Diffusion de reportages sur un procès en cours : le CE valide la position, stricte, du CSA

Le Conseil d’État vient de valider la mise en demeure adressée par le CSA à France télévisions à la suite de la diffusion d’un reportage portant sur des faits faisant l’objet d’un procès d’assises en cours. Au passage, il confirme qu’une telle mise en demeure est en soit un acte attaquable devant lui, ce qui restait débattu. 
Etait sur le fond en jeu l’obligation pour le groupe audiovisuel public de respecter les clauses du cahier des charges de la chaîne France 2, afin d’assurer la protection de la réputation et des droits d’autrui et garantir l’impartialité de l’autorité judiciaire.
Le CE confirme :
  • qu’il exerce à ce stade un contrôle de proportionnalité sur les décisions du CSA
  • qu’il s’agit bien d’appliquer les clauses du cahier des charges (et non un principe général du droit qui, lui, s’appliquerait à tous les médias indifféremment).

En l’espèce, il s’agissait des fameuses affaires concernant M. Tron et la commune de Draveil.

La société France Télévisions a diffusé sur la chaîne France 2, lors de l’émission « Envoyé spécial » du 14 décembre 2017, un reportage évoquant des faits dénoncés par deux employées de mairie, qui avaient donné lieu à des poursuites pénales pour viol contre le maire de la commune, M. Georges Tron, et étaient soumis depuis le 12 décembre à l’examen de la cour d’assises de Bobigny. Ce reportage était centré sur l’une des deux personnes qui s’étaient portées partie civile dans ce procès.

Par une décision du 11 avril 2018, le CSA, estimant que le contenu de ce reportage traduisait un défaut de mesure dans l’évocation d’une procédure judiciaire criminelle en cours, et relevant qu’il avait été diffusé quelques heures après l’audition de la partie civile concernée et avant que le jury d’assises ne délibère, a mis en demeure la société France Télévisions de respecter à l’avenir son cahier des charges.
La société France Télévisions a demandé au Conseil d’État d’annuler cette décision.

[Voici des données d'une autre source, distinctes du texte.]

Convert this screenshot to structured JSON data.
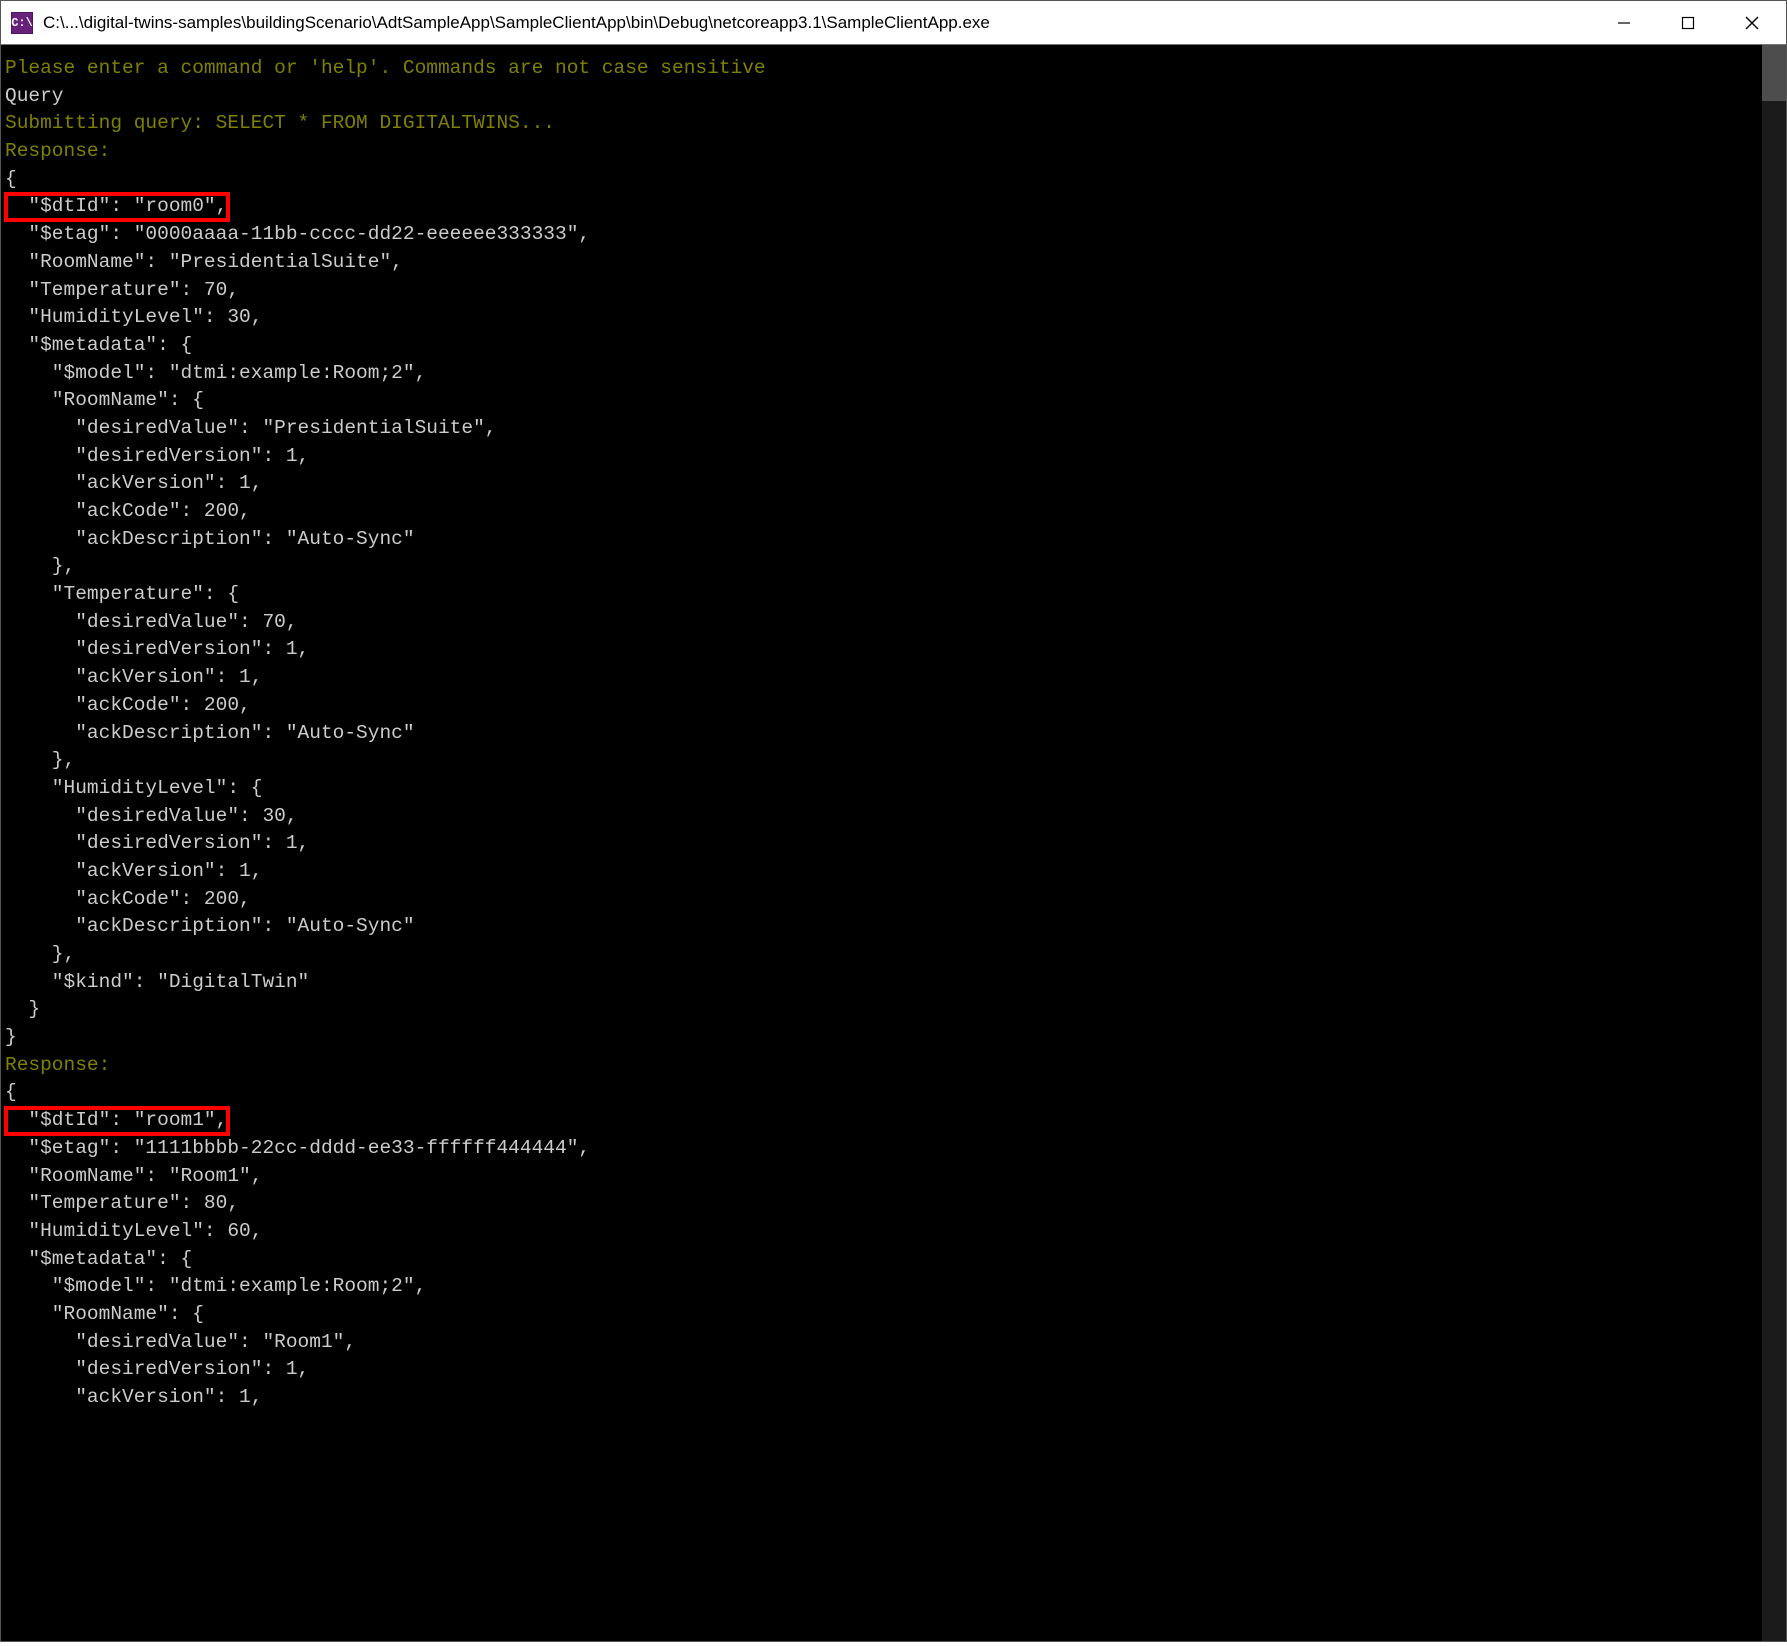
{
  "titlebar": {
    "icon_text": "C:\\",
    "path": "C:\\...\\digital-twins-samples\\buildingScenario\\AdtSampleApp\\SampleClientApp\\bin\\Debug\\netcoreapp3.1\\SampleClientApp.exe"
  },
  "console": {
    "prompt_line": "Please enter a command or 'help'. Commands are not case sensitive",
    "query_line": "Query",
    "submit_line": "Submitting query: SELECT * FROM DIGITALTWINS...",
    "response_label": "Response:",
    "open_brace": "{",
    "close_brace": "}",
    "entries": [
      {
        "dtid_line": "  \"$dtId\": \"room0\",",
        "lines_after": [
          "  \"$etag\": \"0000aaaa-11bb-cccc-dd22-eeeeee333333\",",
          "  \"RoomName\": \"PresidentialSuite\",",
          "  \"Temperature\": 70,",
          "  \"HumidityLevel\": 30,",
          "  \"$metadata\": {",
          "    \"$model\": \"dtmi:example:Room;2\",",
          "    \"RoomName\": {",
          "      \"desiredValue\": \"PresidentialSuite\",",
          "      \"desiredVersion\": 1,",
          "      \"ackVersion\": 1,",
          "      \"ackCode\": 200,",
          "      \"ackDescription\": \"Auto-Sync\"",
          "    },",
          "    \"Temperature\": {",
          "      \"desiredValue\": 70,",
          "      \"desiredVersion\": 1,",
          "      \"ackVersion\": 1,",
          "      \"ackCode\": 200,",
          "      \"ackDescription\": \"Auto-Sync\"",
          "    },",
          "    \"HumidityLevel\": {",
          "      \"desiredValue\": 30,",
          "      \"desiredVersion\": 1,",
          "      \"ackVersion\": 1,",
          "      \"ackCode\": 200,",
          "      \"ackDescription\": \"Auto-Sync\"",
          "    },",
          "    \"$kind\": \"DigitalTwin\"",
          "  }"
        ]
      },
      {
        "dtid_line": "  \"$dtId\": \"room1\",",
        "lines_after": [
          "  \"$etag\": \"1111bbbb-22cc-dddd-ee33-ffffff444444\",",
          "  \"RoomName\": \"Room1\",",
          "  \"Temperature\": 80,",
          "  \"HumidityLevel\": 60,",
          "  \"$metadata\": {",
          "    \"$model\": \"dtmi:example:Room;2\",",
          "    \"RoomName\": {",
          "      \"desiredValue\": \"Room1\",",
          "      \"desiredVersion\": 1,",
          "      \"ackVersion\": 1,"
        ]
      }
    ]
  }
}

Le Conseil d’État a rappelé que la mise en demeure prononcée par le CSA était destinée à rendre possible l’engagement d’une procédure de sanction en cas de réitération par France Télévisions de faits de même nature. Il a relevé qu’une telle mesure, dont l’intervention est prévue par la loi du 30 septembre 1986 relative à la liberté de communication, pouvait être prise quand elle est nécessaire pour assurer la protection de la réputation et des droits d’autrui et garantir l’impartialité de l’autorité judiciaire.

Le Conseil d’État a jugé qu’en adressant à France Télévisions cette mise en demeure, le CSA n’avait pas, eu égard au contenu du reportage litigieux et au moment où il a été diffusé, porté une atteinte disproportionnée à la liberté d’expression.